A Nonparametric Framework for Universal Difference-in-Differences

Difference-in-differences (DiD) is a popular approach to evaluate treatment effects in settings where both pre- and post-treatment measurements of the outcome are available. Despite its popularity, existing methods face important limitations. Specifically, they either: (i) only apply to continuous outcomes and the average treatment effect on the treated; (ii) are sensitive to the transformation of the outcome; (iii) rely on a no unmeasured confounding assumption given pre-treatment covariates and outcome; (iv) lack semiparametric efficiency theory. In this paper, we introduce a novel framework for causal identification and inference in DiD settings that overcomes limitations (i)-(iv), making it the only existing framework that simultaneously satisfies these properties.
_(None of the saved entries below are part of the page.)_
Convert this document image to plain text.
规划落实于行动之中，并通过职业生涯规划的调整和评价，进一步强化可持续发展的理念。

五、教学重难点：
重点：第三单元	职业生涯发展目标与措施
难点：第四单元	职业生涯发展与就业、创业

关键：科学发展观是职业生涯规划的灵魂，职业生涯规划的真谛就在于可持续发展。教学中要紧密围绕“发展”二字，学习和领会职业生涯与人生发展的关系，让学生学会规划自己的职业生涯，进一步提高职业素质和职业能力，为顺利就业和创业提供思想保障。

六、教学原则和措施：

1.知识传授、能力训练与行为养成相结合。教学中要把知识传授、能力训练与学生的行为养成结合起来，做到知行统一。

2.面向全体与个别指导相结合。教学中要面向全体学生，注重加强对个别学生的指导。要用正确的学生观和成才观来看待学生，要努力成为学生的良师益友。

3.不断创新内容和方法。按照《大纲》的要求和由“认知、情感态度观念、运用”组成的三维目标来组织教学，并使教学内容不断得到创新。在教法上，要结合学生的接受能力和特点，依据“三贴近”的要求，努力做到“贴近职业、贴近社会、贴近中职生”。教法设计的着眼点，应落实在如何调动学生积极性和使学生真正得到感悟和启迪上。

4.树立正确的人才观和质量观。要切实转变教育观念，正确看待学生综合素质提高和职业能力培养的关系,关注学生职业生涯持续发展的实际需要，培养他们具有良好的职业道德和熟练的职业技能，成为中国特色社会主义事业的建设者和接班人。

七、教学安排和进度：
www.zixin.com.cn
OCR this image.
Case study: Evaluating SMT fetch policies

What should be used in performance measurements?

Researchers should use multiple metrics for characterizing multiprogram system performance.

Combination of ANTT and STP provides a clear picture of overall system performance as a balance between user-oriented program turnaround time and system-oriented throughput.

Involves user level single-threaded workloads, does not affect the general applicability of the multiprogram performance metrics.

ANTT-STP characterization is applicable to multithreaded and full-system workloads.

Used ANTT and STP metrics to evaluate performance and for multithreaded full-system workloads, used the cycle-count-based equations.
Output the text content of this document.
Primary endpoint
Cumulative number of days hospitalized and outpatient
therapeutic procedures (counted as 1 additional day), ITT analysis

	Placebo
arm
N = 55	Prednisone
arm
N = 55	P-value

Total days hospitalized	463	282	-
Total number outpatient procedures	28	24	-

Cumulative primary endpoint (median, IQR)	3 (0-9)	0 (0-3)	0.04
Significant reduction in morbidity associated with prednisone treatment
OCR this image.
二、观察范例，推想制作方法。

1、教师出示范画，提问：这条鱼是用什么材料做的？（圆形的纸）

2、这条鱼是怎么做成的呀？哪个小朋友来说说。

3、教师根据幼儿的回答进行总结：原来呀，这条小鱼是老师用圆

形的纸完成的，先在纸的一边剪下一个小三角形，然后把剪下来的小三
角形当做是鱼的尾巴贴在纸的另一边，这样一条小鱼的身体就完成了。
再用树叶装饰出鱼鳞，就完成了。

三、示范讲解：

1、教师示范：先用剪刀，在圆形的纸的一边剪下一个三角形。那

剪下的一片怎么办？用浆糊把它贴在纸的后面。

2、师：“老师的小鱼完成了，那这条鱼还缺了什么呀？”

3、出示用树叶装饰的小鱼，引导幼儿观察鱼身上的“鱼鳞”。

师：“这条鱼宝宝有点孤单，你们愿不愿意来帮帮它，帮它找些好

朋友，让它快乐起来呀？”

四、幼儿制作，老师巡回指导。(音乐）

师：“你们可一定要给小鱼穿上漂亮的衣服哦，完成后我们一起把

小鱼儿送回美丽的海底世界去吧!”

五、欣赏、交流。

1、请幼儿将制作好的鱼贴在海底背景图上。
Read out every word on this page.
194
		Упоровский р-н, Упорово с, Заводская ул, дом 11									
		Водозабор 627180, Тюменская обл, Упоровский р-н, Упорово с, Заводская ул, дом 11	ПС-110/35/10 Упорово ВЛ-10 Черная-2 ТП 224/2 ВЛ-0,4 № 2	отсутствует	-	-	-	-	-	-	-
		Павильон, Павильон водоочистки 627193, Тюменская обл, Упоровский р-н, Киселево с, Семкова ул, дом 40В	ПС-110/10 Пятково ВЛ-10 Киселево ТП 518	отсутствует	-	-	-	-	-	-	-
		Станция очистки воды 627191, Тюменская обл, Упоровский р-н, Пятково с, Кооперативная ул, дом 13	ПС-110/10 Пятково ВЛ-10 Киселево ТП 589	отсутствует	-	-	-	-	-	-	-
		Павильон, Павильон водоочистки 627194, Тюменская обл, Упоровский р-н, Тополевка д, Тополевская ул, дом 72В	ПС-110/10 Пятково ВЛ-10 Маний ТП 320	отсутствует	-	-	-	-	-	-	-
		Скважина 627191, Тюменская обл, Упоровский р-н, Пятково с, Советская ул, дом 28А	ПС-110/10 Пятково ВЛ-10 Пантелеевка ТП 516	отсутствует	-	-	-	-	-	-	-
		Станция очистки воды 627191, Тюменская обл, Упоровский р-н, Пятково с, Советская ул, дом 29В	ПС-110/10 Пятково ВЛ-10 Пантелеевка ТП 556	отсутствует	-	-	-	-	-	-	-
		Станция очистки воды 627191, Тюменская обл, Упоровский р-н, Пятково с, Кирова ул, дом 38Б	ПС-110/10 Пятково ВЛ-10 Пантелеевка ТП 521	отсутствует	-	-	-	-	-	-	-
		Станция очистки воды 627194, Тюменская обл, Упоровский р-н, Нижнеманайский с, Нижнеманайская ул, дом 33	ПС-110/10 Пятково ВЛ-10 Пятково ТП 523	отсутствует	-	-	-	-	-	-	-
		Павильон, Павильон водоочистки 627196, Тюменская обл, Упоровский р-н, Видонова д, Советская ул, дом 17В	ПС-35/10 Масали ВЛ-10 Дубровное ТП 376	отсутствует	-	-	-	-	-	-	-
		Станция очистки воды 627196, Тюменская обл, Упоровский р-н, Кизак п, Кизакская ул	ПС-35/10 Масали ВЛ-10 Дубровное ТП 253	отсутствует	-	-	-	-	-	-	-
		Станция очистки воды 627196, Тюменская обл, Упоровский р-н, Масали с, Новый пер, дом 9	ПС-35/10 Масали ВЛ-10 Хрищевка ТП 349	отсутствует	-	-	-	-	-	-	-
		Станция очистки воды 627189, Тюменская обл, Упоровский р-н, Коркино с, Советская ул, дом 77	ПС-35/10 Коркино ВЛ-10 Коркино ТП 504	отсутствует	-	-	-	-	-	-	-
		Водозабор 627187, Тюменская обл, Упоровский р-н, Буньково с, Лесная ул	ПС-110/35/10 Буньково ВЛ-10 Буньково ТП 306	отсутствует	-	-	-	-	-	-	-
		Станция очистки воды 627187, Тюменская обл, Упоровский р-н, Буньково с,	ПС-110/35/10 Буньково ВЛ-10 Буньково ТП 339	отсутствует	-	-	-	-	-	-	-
Key to our framework is an odds ratio equi-confounding assumption, which states that the generalized odds ratio function relating treatment and treatment-free potential outcome is stable across time periods, a form of distributional parallel trends assumption. Under this assumption, we establish nonparametric identification of virtually any standard treatment effect on the treated, including quantile treatment effects on the treated. We also develop corresponding consistent, asymptotically linear, and semiparametric efficient estimators that leverage modern statistical learning theory. We illustrate our framework through simulation studies and two real-world applications using Zika virus outbreak data and traffic safety data.